Prominent Military Sociologist Charles Moskos Speaks September 30

Prominent Military Sociologist Charles Moskos Speaks September 30

July 5, 2004

July 5, 2004, Greencastle, Ind. - The Wall Street Journal calls Charles Moskos America's "most influential military sociologist." On Thursday, September 30, Moskos will come to the campus of DePauw University for a Gertrude and G.D. Crain Jr. Lecture. The event will begin at 4:15 p.m. in Watson Forum of the Eugene S. Pulliam Center for Contemporary Media and is free and open to the public. (photo at left: courtesy John Reilly Photography)

Charles Moskos is professor emeritus of sociology at Northwestern University and the author of many books, including The Military: More Than Just a Job?, The Postmodern Military: Armed Forces After the Cold War, The American Enlisted Man, and All That We Can Be: Black Leadership and Racial Integration the Army Way , which was named best political book of 1997 Washington Monthly. The oft-quoted Moskos told the Christian Science Monitor this month that America's reluctance to reinstitute a military draft creates a condition of "patriotism lite" -- people define themselves as patriotic but are "not willing to sacrifice anything."
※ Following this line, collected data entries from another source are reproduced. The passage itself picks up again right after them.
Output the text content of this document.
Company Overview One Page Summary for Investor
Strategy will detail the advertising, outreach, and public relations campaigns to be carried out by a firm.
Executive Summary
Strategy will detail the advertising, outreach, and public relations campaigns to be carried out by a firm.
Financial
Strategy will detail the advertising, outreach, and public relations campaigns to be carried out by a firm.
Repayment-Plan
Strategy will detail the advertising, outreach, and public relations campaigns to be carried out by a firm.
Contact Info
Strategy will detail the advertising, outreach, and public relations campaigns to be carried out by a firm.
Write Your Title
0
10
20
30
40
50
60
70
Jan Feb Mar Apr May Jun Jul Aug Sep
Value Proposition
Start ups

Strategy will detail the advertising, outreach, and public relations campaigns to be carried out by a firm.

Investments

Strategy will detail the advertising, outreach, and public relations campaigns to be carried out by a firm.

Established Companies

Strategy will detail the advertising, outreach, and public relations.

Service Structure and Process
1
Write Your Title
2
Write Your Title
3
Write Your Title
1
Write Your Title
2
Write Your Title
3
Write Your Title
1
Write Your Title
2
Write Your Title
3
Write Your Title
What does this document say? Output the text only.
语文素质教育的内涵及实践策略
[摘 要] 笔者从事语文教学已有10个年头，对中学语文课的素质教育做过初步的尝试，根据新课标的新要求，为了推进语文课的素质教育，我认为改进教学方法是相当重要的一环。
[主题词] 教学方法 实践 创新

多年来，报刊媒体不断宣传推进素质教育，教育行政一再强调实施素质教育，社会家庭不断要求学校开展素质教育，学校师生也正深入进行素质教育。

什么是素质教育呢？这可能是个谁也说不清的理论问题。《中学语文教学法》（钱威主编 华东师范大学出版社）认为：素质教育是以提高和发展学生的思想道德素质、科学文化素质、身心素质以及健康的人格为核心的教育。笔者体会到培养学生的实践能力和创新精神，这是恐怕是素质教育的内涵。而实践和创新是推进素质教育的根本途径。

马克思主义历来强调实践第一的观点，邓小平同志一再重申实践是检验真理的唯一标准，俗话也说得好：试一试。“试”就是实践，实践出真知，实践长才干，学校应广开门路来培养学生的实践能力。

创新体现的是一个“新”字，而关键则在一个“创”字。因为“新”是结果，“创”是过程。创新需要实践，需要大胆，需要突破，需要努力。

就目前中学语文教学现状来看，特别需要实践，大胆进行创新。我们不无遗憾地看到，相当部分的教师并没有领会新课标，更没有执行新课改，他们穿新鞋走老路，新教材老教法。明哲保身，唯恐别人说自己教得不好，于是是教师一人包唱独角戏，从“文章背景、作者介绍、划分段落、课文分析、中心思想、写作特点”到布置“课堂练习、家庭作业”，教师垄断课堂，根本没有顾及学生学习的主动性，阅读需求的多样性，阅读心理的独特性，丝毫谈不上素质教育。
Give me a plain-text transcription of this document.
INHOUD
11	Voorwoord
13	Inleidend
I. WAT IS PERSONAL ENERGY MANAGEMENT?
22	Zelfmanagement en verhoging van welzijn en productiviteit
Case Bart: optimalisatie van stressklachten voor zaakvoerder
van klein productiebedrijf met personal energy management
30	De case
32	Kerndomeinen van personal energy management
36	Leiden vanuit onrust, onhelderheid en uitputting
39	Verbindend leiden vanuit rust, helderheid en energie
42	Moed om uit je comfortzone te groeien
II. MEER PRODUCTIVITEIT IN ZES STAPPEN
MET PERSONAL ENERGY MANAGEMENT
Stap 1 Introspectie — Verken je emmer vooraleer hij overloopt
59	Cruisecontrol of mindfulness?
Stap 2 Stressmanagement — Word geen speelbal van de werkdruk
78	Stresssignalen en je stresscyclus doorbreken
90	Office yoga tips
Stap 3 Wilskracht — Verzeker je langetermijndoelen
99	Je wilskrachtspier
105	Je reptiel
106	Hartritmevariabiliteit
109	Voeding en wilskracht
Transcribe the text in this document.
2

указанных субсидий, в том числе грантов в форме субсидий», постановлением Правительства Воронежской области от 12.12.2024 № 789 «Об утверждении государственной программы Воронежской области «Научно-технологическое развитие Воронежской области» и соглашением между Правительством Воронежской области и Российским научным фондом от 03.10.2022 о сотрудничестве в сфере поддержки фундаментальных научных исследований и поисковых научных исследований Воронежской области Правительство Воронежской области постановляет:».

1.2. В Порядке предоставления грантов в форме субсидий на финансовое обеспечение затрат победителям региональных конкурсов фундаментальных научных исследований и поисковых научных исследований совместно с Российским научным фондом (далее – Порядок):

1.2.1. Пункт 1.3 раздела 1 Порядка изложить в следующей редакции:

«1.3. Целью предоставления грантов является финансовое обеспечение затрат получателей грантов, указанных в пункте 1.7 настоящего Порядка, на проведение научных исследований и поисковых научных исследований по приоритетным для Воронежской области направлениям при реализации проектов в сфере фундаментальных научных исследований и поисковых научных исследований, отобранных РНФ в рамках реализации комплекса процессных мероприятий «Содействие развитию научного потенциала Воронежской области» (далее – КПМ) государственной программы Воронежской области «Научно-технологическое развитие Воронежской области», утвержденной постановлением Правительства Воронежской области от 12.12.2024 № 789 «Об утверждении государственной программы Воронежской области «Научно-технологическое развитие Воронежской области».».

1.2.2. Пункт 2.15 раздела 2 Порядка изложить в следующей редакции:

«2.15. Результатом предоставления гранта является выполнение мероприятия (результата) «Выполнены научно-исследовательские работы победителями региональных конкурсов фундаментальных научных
After receiving his bachelor's degree, with honors, from Princeton University in 1956, Moskos served as a draftee in the U.S. Army combat engineers in Germany. Following his military service, he received his Ph.D. from the University of California-Los Angeles in 1963.

Dubbed "the dean of military sociologists" by The Economist, Dr. Moskos' research has taken him to combat units in Vietnam, Panama, Saudi Arabia, Somalia, Haiti, Bosnia, Kosovo and Iraq. He was appointed by George H.W. Bush to the President's Commission on Women in the Military (1992) and by the U.S. Senate to the Commission on Military Training and Gender Related Issues (1998). In 1993 he advised Nelson Mandela on ways to radically integrate South Africa's post-apartheid military. A year later, President Clinton cited Professor Moskos on national television in announcing the "Don't Ask, Don't Tell" policy on homosexuals in the military and again in 1996 as the inspiration for his youth service program. The Department of Defense awared Moskos a medal for his research in Operations Desert Shield/Storm. He holds the Distinguished Service Award, the U.S. Army's highest decoration for a civilian.

Endowed by Rance Crain, president of Crain Communications and a member of DePauw's Class of 1960, the Crain Lecture Series, which honors Mr. Crain's parents, is designed to enrich the DePauw environment in the area of public affairs and public issues. Moderated by Ken Bode, Eugene S. Pulliam Distinguished Professor of Journalism at DePauw, Crain Lectures feature a conversation between the guest and Dr. Bode, as well as what the professor calls "maximum opportunity for audience participation."